Let's take the idea of design into the world of enterprise software. When is the last time anybody heard some laugh with glee over the user interface for an enterprise application like my wife is chortling over her new iMac (I just heard another one)? While I don't think I've heard such a reaction to an enterprise app UI in years, I do believe we may see that type of reaction in the future. Some of the UI features I've seen in Fusion Apps are pretty exciting. I've also seen some really cool things in the works at Oracle's Usability Labs, where they're emphasizing the manner in which design affects the entire user experience. So it really doesn't matter whether we're talking desktop computers or enterprise applications (or cars or toasters or refrigerators), the relationship between design and the user experience matters.
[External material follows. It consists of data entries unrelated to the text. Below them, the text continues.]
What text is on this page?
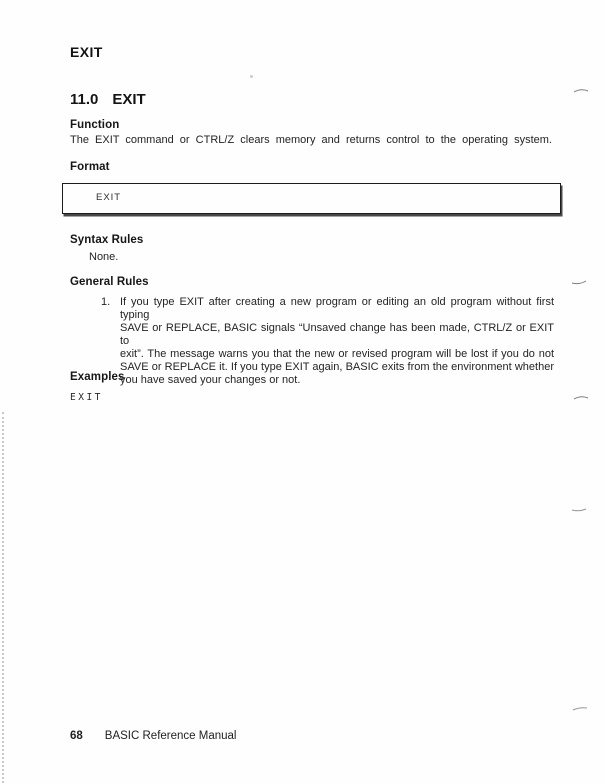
EXIT
11.0 EXIT
Function
The EXIT command or CTRL/Z clears memory and returns control to the operating system.
Format
EXIT
Syntax Rules
None.
General Rules
1. If you type EXIT after creating a new program or editing an old program without first typing
SAVE or REPLACE, BASIC signals “Unsaved change has been made, CTRL/Z or EXIT to
exit”. The message warns you that the new or revised program will be lost if you do not
SAVE or REPLACE it. If you type EXIT again, BASIC exits from the environment whether
you have saved your changes or not.
Examples
EXIT
68 BASIC Reference Manual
And when you get the design right, the joy of your users can be downright contagious.


Anonymous said...

When I came into the EBS world a few years ago, I was abhorred by the design, the usability and the non-intuitiveness of it all. And the best part was: I had to convince customers (the actual users, not the ones who bought it) that it wasn't so bad. But it was... It hasn't approved much over the years, while the rest of the world is doing much better. I haven't had a look at fusion apps yet, but can you honestly say it's an improvement, or is Oracle still way behind?

(had the priviledge to work with SAP once, wasn't great either in regard to usability)

fteter said...

@Anonymous: I can honestly say it's an improvement. Will it need more work after release? Yup...I'm sure we'll see lots of positive and negative feedback from users that will drive design changes. But yes, it's definitely a huge step in the right direction.